A worker failed to shut off a valve Thursday at the AdvanSix plant in Philadelphia and up to 2,000 gallons of phenol spilled, with some possibly entering the sewer system, according to a police report.

The incident occurred at about 4:20 a.m. on the 2500 block of Bridge Street. The fire department responded, but did not call for an evacuation. No one was injured.

Phenol can be toxic to humans. The company’s Frankford plant is one of the largest producers of phenol in North America. The chemical is used in the manufacturing of nylon polymer for carpet fibers, plastics, and films, according to the company’s website.

Debi Lewis, a spokesperson for AdvanSix, said the incident occurred as workers were loading a railcar. The plant is located just off I-95 and a channel that leads to the Delaware River; however, authorities said none of the chemical found its way to the river.

The team acted to minimize the release and promptly began its cleanup, while at the same time notifying the proper authorities, including the local fire and police departments who responded to the site,” Lewis said, adding, “at this time we believe there is no risk to the community.”

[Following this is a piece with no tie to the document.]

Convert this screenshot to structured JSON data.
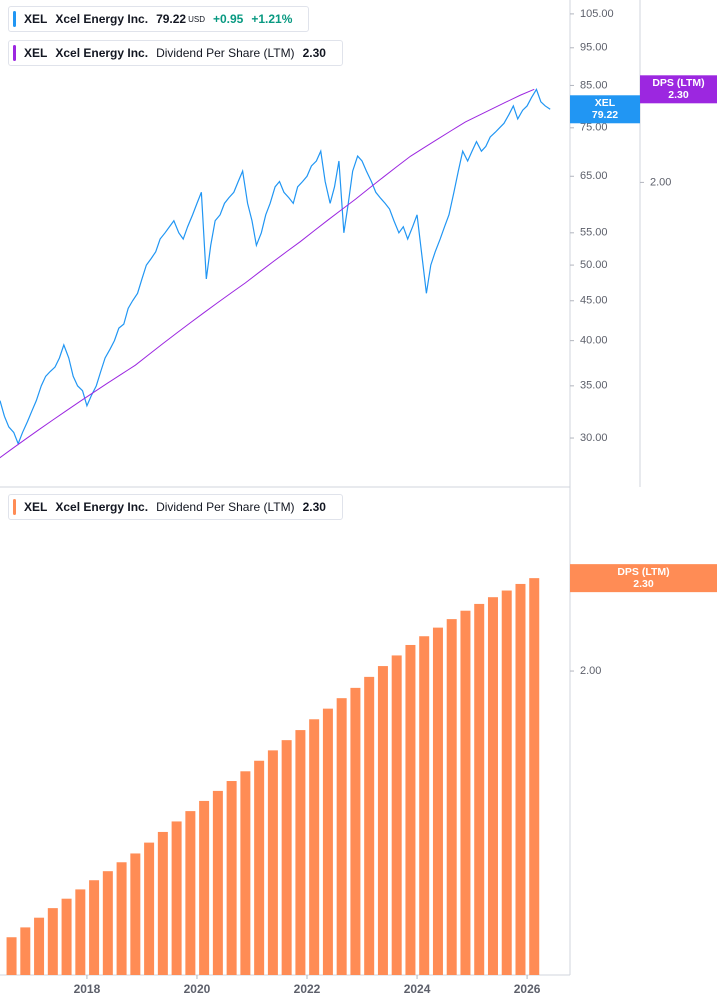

She said an investigation is ongoing and plant operations are continuing as normal.

“As always, AdvanSix is committed to the safety and health of our neighbors,” Lewis said.

She said there are crews still on site for secondary containment at the Frankford railcar loading location. She said the phenol “was contained, and the sewers have been protected.”

Lewis expects cleanup will be completed by the weekend. The company did not have final figures as to how much phenol actually escaped but does not believe that initial reports of the amount were accurate.

Kathy Matheson, a spokesperson for the Philadelphia Fire Department, said emergency crews are only monitoring the cleanup. AdvanSix, she said, was already addressing the spill by the time responders arrived Thursday.

It was not clear how much of the chemical, if any, ended up in the sewer, which runs to a treatment plant and, ultimately, the Delaware River.

Phenol is highly irritating to the skin, eyes, and mucous membranes in humans after short-term inhalation or dermal exposures, according to the U.S. Environmental Protection Agency. It is highly toxic if ingested, but that does not appear to have been a danger at the scene.

Virginia Nurk, a spokesperson for the Pennsylvania Department of Environmental Protection, said the agency was alerted to the release, some of which she confirmed entered into the city’s combined sewer system.

The Philadelphia Water Department also responded to the scene.

Brian Rademaekers, a spokesperson for the department, said “preventative measures were put into place at the nearby inlets” and that there “was no indication that this situation impacted the Delaware River.”